By
– August 31, 2011
Mahler’s life has been detailed in so many other works — including another by Lebrecht himself — that readers might wonder, why one more? Jewish readers, in particular, might ask why an apparent apostate should claim their attention at all. Lebrecht’s focus here is to understand how Mahler transformed his life experiences into the music he wrote and conducted, and why this was so important for the emergence of modernity. After a provocative chapter or two explaining his own fascination with Mahler, Lebrecht sets out to revisit Mahler’s life, from his Czech/Jewish village roots through to his successes in Vienna and the world stage. Lebrecht’s style is curiously intimate. He relates quite personally to emotional moments in Mahler’s life — his grief over his daughter’s death, for example — putting himself in Mahler’s shoes as he relives the musician’s struggles. He makes us feel Mahler’s migraines, his ambivalences in love, his growing sense of his own mortality.
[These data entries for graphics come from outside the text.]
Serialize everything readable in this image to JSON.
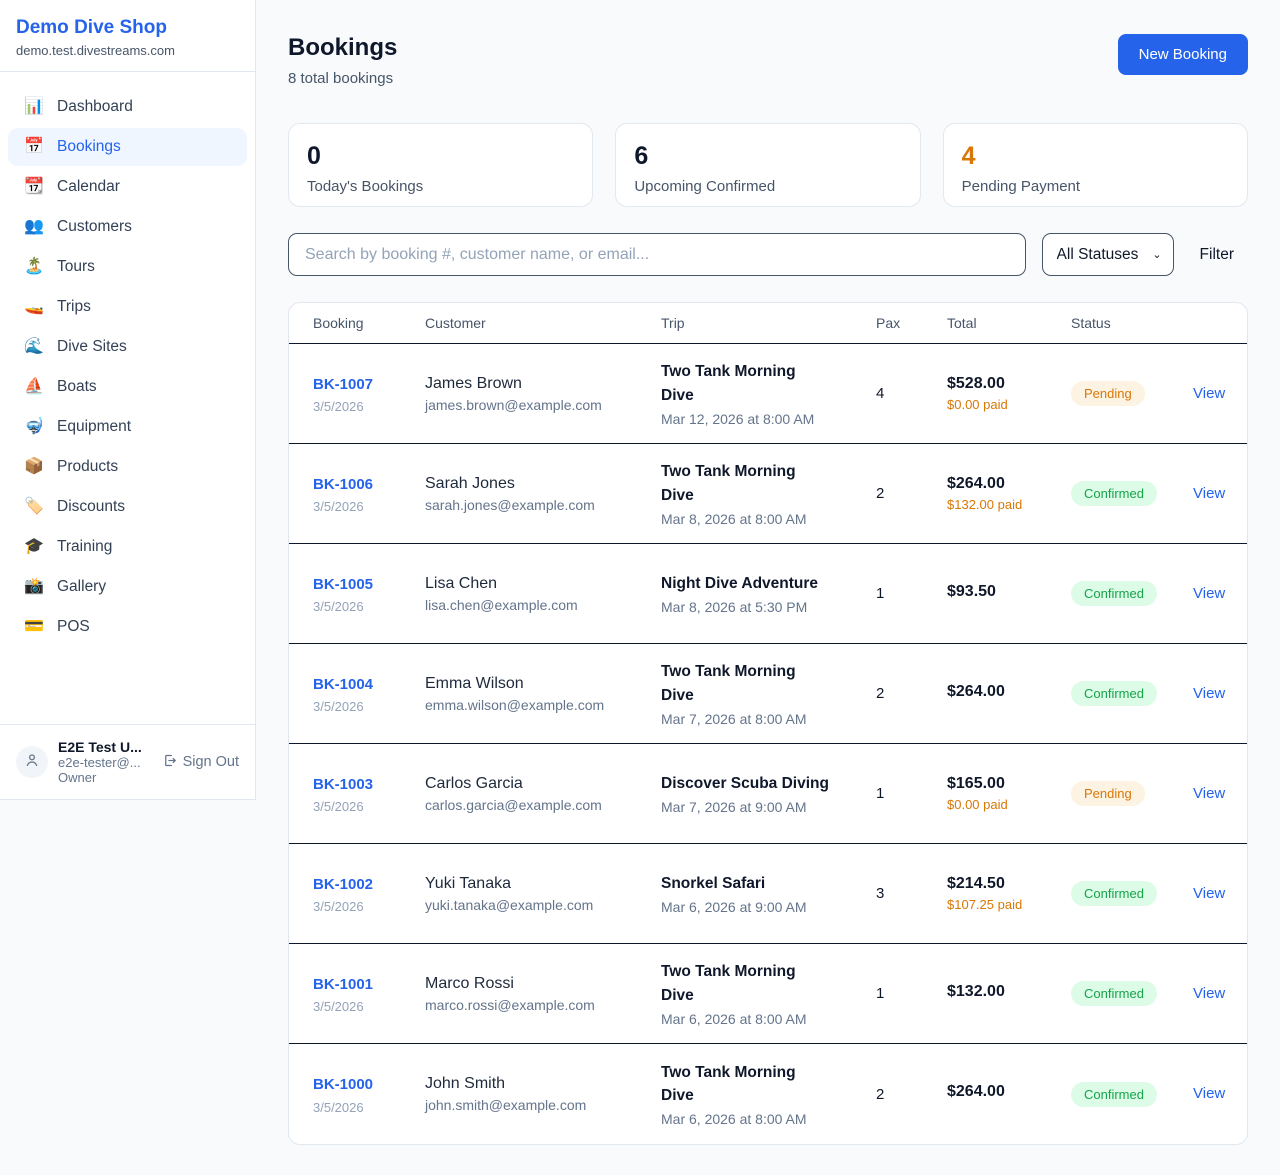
{
  "sidebar": {
    "brand": {
      "name": "Demo Dive Shop",
      "domain": "demo.test.divestreams.com"
    },
    "nav": [
      {
        "label": "Dashboard",
        "icon": "bar-chart-icon",
        "glyph": "📊",
        "active": false
      },
      {
        "label": "Bookings",
        "icon": "calendar-icon",
        "glyph": "📅",
        "active": true
      },
      {
        "label": "Calendar",
        "icon": "tear-off-calendar-icon",
        "glyph": "📆",
        "active": false
      },
      {
        "label": "Customers",
        "icon": "people-icon",
        "glyph": "👥",
        "active": false
      },
      {
        "label": "Tours",
        "icon": "island-icon",
        "glyph": "🏝️",
        "active": false
      },
      {
        "label": "Trips",
        "icon": "speedboat-icon",
        "glyph": "🚤",
        "active": false
      },
      {
        "label": "Dive Sites",
        "icon": "wave-icon",
        "glyph": "🌊",
        "active": false
      },
      {
        "label": "Boats",
        "icon": "sailboat-icon",
        "glyph": "⛵",
        "active": false
      },
      {
        "label": "Equipment",
        "icon": "diving-mask-icon",
        "glyph": "🤿",
        "active": false
      },
      {
        "label": "Products",
        "icon": "package-icon",
        "glyph": "📦",
        "active": false
      },
      {
        "label": "Discounts",
        "icon": "label-tag-icon",
        "glyph": "🏷️",
        "active": false
      },
      {
        "label": "Training",
        "icon": "graduation-cap-icon",
        "glyph": "🎓",
        "active": false
      },
      {
        "label": "Gallery",
        "icon": "camera-flash-icon",
        "glyph": "📸",
        "active": false
      },
      {
        "label": "POS",
        "icon": "credit-card-icon",
        "glyph": "💳",
        "active": false
      }
    ],
    "user": {
      "name": "E2E Test U...",
      "email": "e2e-tester@...",
      "role": "Owner",
      "sign_out_label": "Sign Out"
    }
  },
  "header": {
    "title": "Bookings",
    "subtitle": "8 total bookings",
    "new_booking_label": "New Booking"
  },
  "stats": [
    {
      "value": "0",
      "label": "Today's Bookings",
      "color": "#0f172a"
    },
    {
      "value": "6",
      "label": "Upcoming Confirmed",
      "color": "#0f172a"
    },
    {
      "value": "4",
      "label": "Pending Payment",
      "color": "#d97706"
    }
  ],
  "filters": {
    "search_placeholder": "Search by booking #, customer name, or email...",
    "status_selected": "All Statuses",
    "filter_label": "Filter"
  },
  "table": {
    "columns": [
      "Booking",
      "Customer",
      "Trip",
      "Pax",
      "Total",
      "Status"
    ],
    "view_label": "View",
    "rows": [
      {
        "booking_id": "BK-1007",
        "booking_date": "3/5/2026",
        "customer_name": "James Brown",
        "customer_email": "james.brown@example.com",
        "trip_name": "Two Tank Morning Dive",
        "trip_datetime": "Mar 12, 2026 at 8:00 AM",
        "pax": "4",
        "total": "$528.00",
        "paid": "$0.00 paid",
        "status": "Pending"
      },
      {
        "booking_id": "BK-1006",
        "booking_date": "3/5/2026",
        "customer_name": "Sarah Jones",
        "customer_email": "sarah.jones@example.com",
        "trip_name": "Two Tank Morning Dive",
        "trip_datetime": "Mar 8, 2026 at 8:00 AM",
        "pax": "2",
        "total": "$264.00",
        "paid": "$132.00 paid",
        "status": "Confirmed"
      },
      {
        "booking_id": "BK-1005",
        "booking_date": "3/5/2026",
        "customer_name": "Lisa Chen",
        "customer_email": "lisa.chen@example.com",
        "trip_name": "Night Dive Adventure",
        "trip_datetime": "Mar 8, 2026 at 5:30 PM",
        "pax": "1",
        "total": "$93.50",
        "paid": "",
        "status": "Confirmed"
      },
      {
        "booking_id": "BK-1004",
        "booking_date": "3/5/2026",
        "customer_name": "Emma Wilson",
        "customer_email": "emma.wilson@example.com",
        "trip_name": "Two Tank Morning Dive",
        "trip_datetime": "Mar 7, 2026 at 8:00 AM",
        "pax": "2",
        "total": "$264.00",
        "paid": "",
        "status": "Confirmed"
      },
      {
        "booking_id": "BK-1003",
        "booking_date": "3/5/2026",
        "customer_name": "Carlos Garcia",
        "customer_email": "carlos.garcia@example.com",
        "trip_name": "Discover Scuba Diving",
        "trip_datetime": "Mar 7, 2026 at 9:00 AM",
        "pax": "1",
        "total": "$165.00",
        "paid": "$0.00 paid",
        "status": "Pending"
      },
      {
        "booking_id": "BK-1002",
        "booking_date": "3/5/2026",
        "customer_name": "Yuki Tanaka",
        "customer_email": "yuki.tanaka@example.com",
        "trip_name": "Snorkel Safari",
        "trip_datetime": "Mar 6, 2026 at 9:00 AM",
        "pax": "3",
        "total": "$214.50",
        "paid": "$107.25 paid",
        "status": "Confirmed"
      },
      {
        "booking_id": "BK-1001",
        "booking_date": "3/5/2026",
        "customer_name": "Marco Rossi",
        "customer_email": "marco.rossi@example.com",
        "trip_name": "Two Tank Morning Dive",
        "trip_datetime": "Mar 6, 2026 at 8:00 AM",
        "pax": "1",
        "total": "$132.00",
        "paid": "",
        "status": "Confirmed"
      },
      {
        "booking_id": "BK-1000",
        "booking_date": "3/5/2026",
        "customer_name": "John Smith",
        "customer_email": "john.smith@example.com",
        "trip_name": "Two Tank Morning Dive",
        "trip_datetime": "Mar 6, 2026 at 8:00 AM",
        "pax": "2",
        "total": "$264.00",
        "paid": "",
        "status": "Confirmed"
      }
    ]
  },
  "colors": {
    "accent_blue": "#2563eb",
    "pending_orange": "#d97706",
    "pending_badge_bg": "#fdf3e2",
    "confirmed_green": "#16a34a",
    "confirmed_badge_bg": "#dcfce7",
    "page_background": "#f8fafc"
  }
}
By the time he takes us on the ‘walking cure’ Freud gave Mahler, we no longer feel that skeptical urge — ‘how could Lebrecht really know what these two said to each other?’ We are riveted, listening to two great thinkers grappling with the Modern. This is a meditative biography, the sort that can only be written after more impersonal, purely factual accounts have already been published. Bibliography, notes.
Bettina Berch, author of the recent biography, From Hester Street to Hollywood: The Life and Work of Anzia Yezierska, teaches part-time at the Borough of Manhattan Community College.